I seized right up with the half hearted, one hour per day, (weekends excluded) therapy I received - often administered by unsupervised students. Aggressive therapy soon after surgery might have helped -however, there is no money in the health care system for that - and that is the bottom line.
I’ll finish this post as how I started - a few more thoughts on pain. Pain is subjective. I’m not sure if there is any absolute method to measure it. Individuals exhibit different tolerance levels to pain. Different injuries result in different pain. Identical injuries caused by different means might elicit different levels of pain.
How might a spinal cord injury produce pain if produced by a crushing injury, or a severing (cutting) injury, or a biological injury (bacterial infection & their toxins, as was my case.) If at the same level, does a crushing injury cause more pain than a severing injury?

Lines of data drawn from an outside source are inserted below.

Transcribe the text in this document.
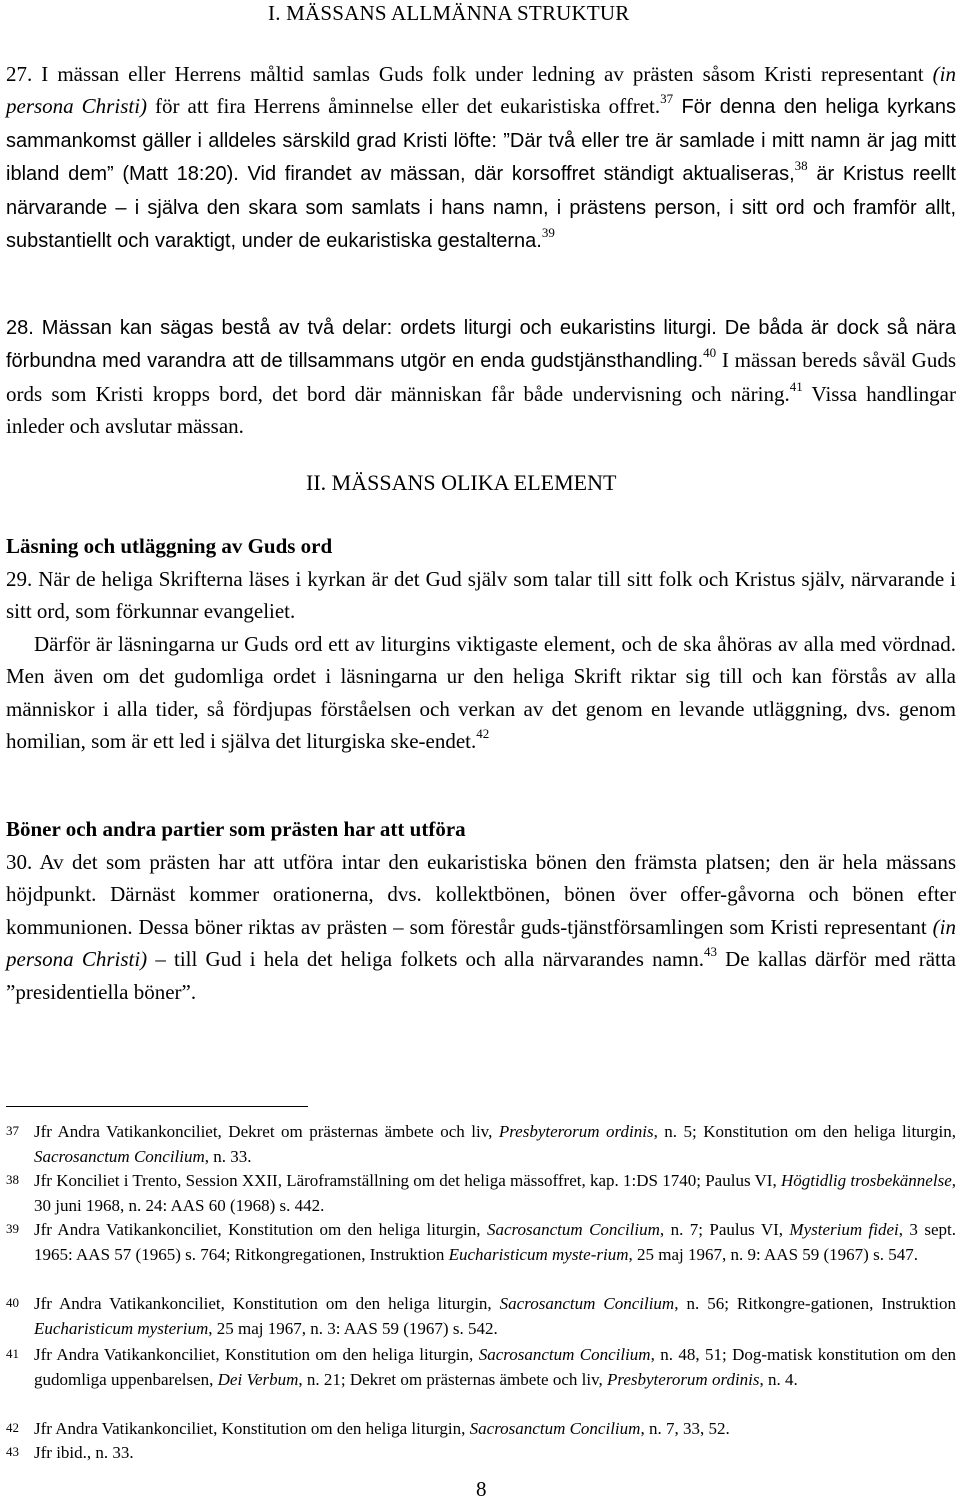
I. MÄSSANS ALLMÄNNA STRUKTUR
27. I mässan eller Herrens måltid samlas Guds folk under ledning av prästen såsom Kristi representant (in persona Christi) för att fira Herrens åminnelse eller det eukaristiska offret.$^{37}$ För denna den heliga kyrkans sammankomst gäller i alldeles särskild grad Kristi löfte: ”Där två eller tre är samlade i mitt namn är jag mitt ibland dem” (Matt 18:20). Vid firandet av mässan, där korsoffret ständigt aktualiseras,$^{38}$ är Kristus reellt närvarande – i själva den skara som samlats i hans namn, i prästens person, i sitt ord och framför allt, substantiellt och varaktigt, under de eukaristiska gestalterna.$^{39}$
28. Mässan kan sägas bestå av två delar: ordets liturgi och eukaristins liturgi. De båda är dock så nära förbundna med varandra att de tillsammans utgör en enda gudstjänsthandling.$^{40}$ I mässan bereds såväl Guds ords som Kristi kropps bord, det bord där människan får både undervisning och näring.$^{41}$ Vissa handlingar inleder och avslutar mässan.
II. MÄSSANS OLIKA ELEMENT
Läsning och utläggning av Guds ord
29. När de heliga Skrifterna läses i kyrkan är det Gud själv som talar till sitt folk och Kristus själv, närvarande i sitt ord, som förkunnar evangeliet.
Därför är läsningarna ur Guds ord ett av liturgins viktigaste element, och de ska åhöras av alla med vördnad. Men även om det gudomliga ordet i läsningarna ur den heliga Skrift riktar sig till och kan förstås av alla människor i alla tider, så fördjupas förståelsen och verkan av det genom en levande utläggning, dvs. genom homilian, som är ett led i själva det liturgiska ske-endet.$^{42}$
Böner och andra partier som prästen har att utföra
30. Av det som prästen har att utföra intar den eukaristiska bönen den främsta platsen; den är hela mässans höjdpunkt. Därnäst kommer orationerna, dvs. kollektbönen, bönen över offer-gåvorna och bönen efter kommunionen. Dessa böner riktas av prästen – som förestår guds-tjänstförsamlingen som Kristi representant (in persona Christi) – till Gud i hela det heliga folkets och alla närvarandes namn.$^{43}$ De kallas därför med rätta ”presidentiella böner”.
37 Jfr Andra Vatikankonciliet, Dekret om prästernas ämbete och liv, Presbyterorum ordinis, n. 5; Konstitution om den heliga liturgin, Sacrosanctum Concilium, n. 33.
38 Jfr Konciliet i Trento, Session XXII, Läroframställning om det heliga mässoffret, kap. 1:DS 1740; Paulus VI, Högtidlig trosbekännelse, 30 juni 1968, n. 24: AAS 60 (1968) s. 442.
39 Jfr Andra Vatikankonciliet, Konstitution om den heliga liturgin, Sacrosanctum Concilium, n. 7; Paulus VI, Mysterium fidei, 3 sept. 1965: AAS 57 (1965) s. 764; Ritkongregationen, Instruktion Eucharisticum myste-rium, 25 maj 1967, n. 9: AAS 59 (1967) s. 547.
40 Jfr Andra Vatikankonciliet, Konstitution om den heliga liturgin, Sacrosanctum Concilium, n. 56; Ritkongre-gationen, Instruktion Eucharisticum mysterium, 25 maj 1967, n. 3: AAS 59 (1967) s. 542.
41 Jfr Andra Vatikankonciliet, Konstitution om den heliga liturgin, Sacrosanctum Concilium, n. 48, 51; Dog-matisk konstitution om den gudomliga uppenbarelsen, Dei Verbum, n. 21; Dekret om prästernas ämbete och liv, Presbyterorum ordinis, n. 4.
42 Jfr Andra Vatikankonciliet, Konstitution om den heliga liturgin, Sacrosanctum Concilium, n. 7, 33, 52.
43 Jfr ibid., n. 33.
8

Do the unattached, severed ends of the spinal cord still cause pain? Or where the transmission is cut rather than altered, are absolutely no signals transmitted. Do the loose, “dangling” ends below the cut, themselves generate pain. Something I don’t know but I’m sure some of you out there can answer. For me, bacterial growth with the production of various toxins and enzymes, damaged my spinal cord -plus whatever damage the surgical drainage itself did to it, causes an immense amount of pain.
My neurogenic pain is constant and so intense that, as I’ve explained before, I cannot go for more that perhaps one minute before my mind is drawn to the pain again, and then again, a minute later. That distraction, and diversion of focus from other matters in you life, in fact robs you of your life and may even result in dangerous inattention.
My spinal cord injury created an unperceivable (so slight, not apparent to anyone else) muscular imbalance in my back, torso, or buttocks, which has resulted in tremendous sciatic nerve pain. Not like being stuck with a knife. Consider it this way - Get a hardwood stool with no cushion and then sit on it. Comfy? Now get a pebble, about an inch in diameter and place it on the hardwood chair surface directly under your hip bone (joint). Now sit there equally balanced. Still comfy? Now sit there for a minute. Now sit there for an hour, a day, a year….for the rest of your life… The sciatic nerve runs along side a blood vessel and with every beat of my heart, the nerve throbs and throbs and throbs! On bad days I squirm in my seat, however no position can release the pain. An eight plus hour workday is spent with my attention diverted to the burning leg pain and the throbbing hip. Nothing helps, not even lying on my stomach as the throbbing continues. The only thing about the sciatic pain is that it does fluctuate somewhat. Some days are better than others and it seems to cycle about every third day or so. I believe on the days that it is bad, my squirming and tensing stretches out the muscle in the hip so that it sits properly for a day or two until it once again contracts and pulls the hip ever so slightly out of alignment, resulting once more in pain. It is always there, just some days are worse than others
No drugs, no medication, seems to help in the least, yet I continue to take them as a desperate attempt to do something. Exercise has helped to improve on strength but has had no effect on the alignment or pain. Live with it I’m told.
As I already mentioned, it is hard to quantitate pain -the perception between individuals and same, but different injuries, There is the Wong-Baker Pain Scale, shown below to which individuals can point out their level. What those faces truly capture, I’m not sure but I would say my pain would sit at level 8 on most days.